De repente Missy cayó en la cuenta de que no era su respiración la que se oía cada vez más, sino la de su perseguidor, que se encontraba en un alto, justo por encima de ella. Levantó la vista y parpadeó.
—Por un momento he pensado que te había perdido.
La confusión se arremolinó en la mente de Missy mientras intentaba encontrarle sentido a lo que estaba viendo. El hombre estaba reclinado en el árbol caído con el que ella había tropezado, de brazos cruzados y completamente relajado. Una elaborada máscara de plumas le cubría el rostro.
Se retiró la máscara a lo alto de la cabeza y la miró comprensivo.
—Te has puesto algo nerviosa, ¿no? —Dejó caer la mano por un lado del tronco y señaló la camiseta rasgada de Missy. Una piedra de algún tipo le colgaba del cuello.

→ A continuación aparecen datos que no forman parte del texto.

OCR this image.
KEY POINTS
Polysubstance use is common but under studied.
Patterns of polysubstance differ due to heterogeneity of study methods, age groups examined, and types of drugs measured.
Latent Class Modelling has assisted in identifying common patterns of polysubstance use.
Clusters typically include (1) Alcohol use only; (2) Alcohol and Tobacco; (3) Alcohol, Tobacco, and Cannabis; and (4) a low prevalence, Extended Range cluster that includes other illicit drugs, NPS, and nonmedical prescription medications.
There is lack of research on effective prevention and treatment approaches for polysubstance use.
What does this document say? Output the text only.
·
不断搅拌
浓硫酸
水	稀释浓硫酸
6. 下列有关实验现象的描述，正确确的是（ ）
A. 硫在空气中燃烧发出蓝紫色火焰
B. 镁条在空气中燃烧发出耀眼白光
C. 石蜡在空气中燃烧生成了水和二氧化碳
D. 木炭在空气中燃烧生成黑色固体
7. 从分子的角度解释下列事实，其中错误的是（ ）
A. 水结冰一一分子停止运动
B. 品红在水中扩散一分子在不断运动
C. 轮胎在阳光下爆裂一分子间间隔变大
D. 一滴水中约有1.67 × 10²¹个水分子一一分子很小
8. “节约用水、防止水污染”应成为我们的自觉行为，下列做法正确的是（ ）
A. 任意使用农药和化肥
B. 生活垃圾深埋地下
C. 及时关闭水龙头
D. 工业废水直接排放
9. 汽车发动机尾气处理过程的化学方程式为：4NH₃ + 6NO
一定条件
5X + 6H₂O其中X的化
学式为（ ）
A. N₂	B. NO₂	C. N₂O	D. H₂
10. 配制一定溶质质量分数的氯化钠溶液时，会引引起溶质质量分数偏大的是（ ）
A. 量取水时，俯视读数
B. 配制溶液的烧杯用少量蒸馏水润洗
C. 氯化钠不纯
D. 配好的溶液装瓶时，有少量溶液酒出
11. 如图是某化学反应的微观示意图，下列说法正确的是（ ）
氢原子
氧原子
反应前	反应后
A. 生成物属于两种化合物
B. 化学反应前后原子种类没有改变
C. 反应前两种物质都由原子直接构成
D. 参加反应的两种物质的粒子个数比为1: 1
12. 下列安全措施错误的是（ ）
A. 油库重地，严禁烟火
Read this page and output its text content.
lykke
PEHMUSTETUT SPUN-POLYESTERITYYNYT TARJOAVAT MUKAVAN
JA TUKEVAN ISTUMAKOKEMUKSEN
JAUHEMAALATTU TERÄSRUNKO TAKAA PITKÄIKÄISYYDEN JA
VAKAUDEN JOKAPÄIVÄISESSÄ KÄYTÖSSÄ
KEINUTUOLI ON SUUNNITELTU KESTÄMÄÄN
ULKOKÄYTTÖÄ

Ella cruzó los brazos por encima del rasgón y, sin dejar de mantener contacto visual con él, retrocedió con cautela hasta meter los pies en el agua fría. En su desesperada huida había perdido una zapatilla, y no podía evitar que el pie desnudo le resbalara en las piedras cubiertas de algas. Había cometido un grave error. Jasper no era el nombre del alumno de la clase de ciencias, y el rostro que la miraba desde lo alto no se parecía en nada al del chico tímido que había conocido en el instituto.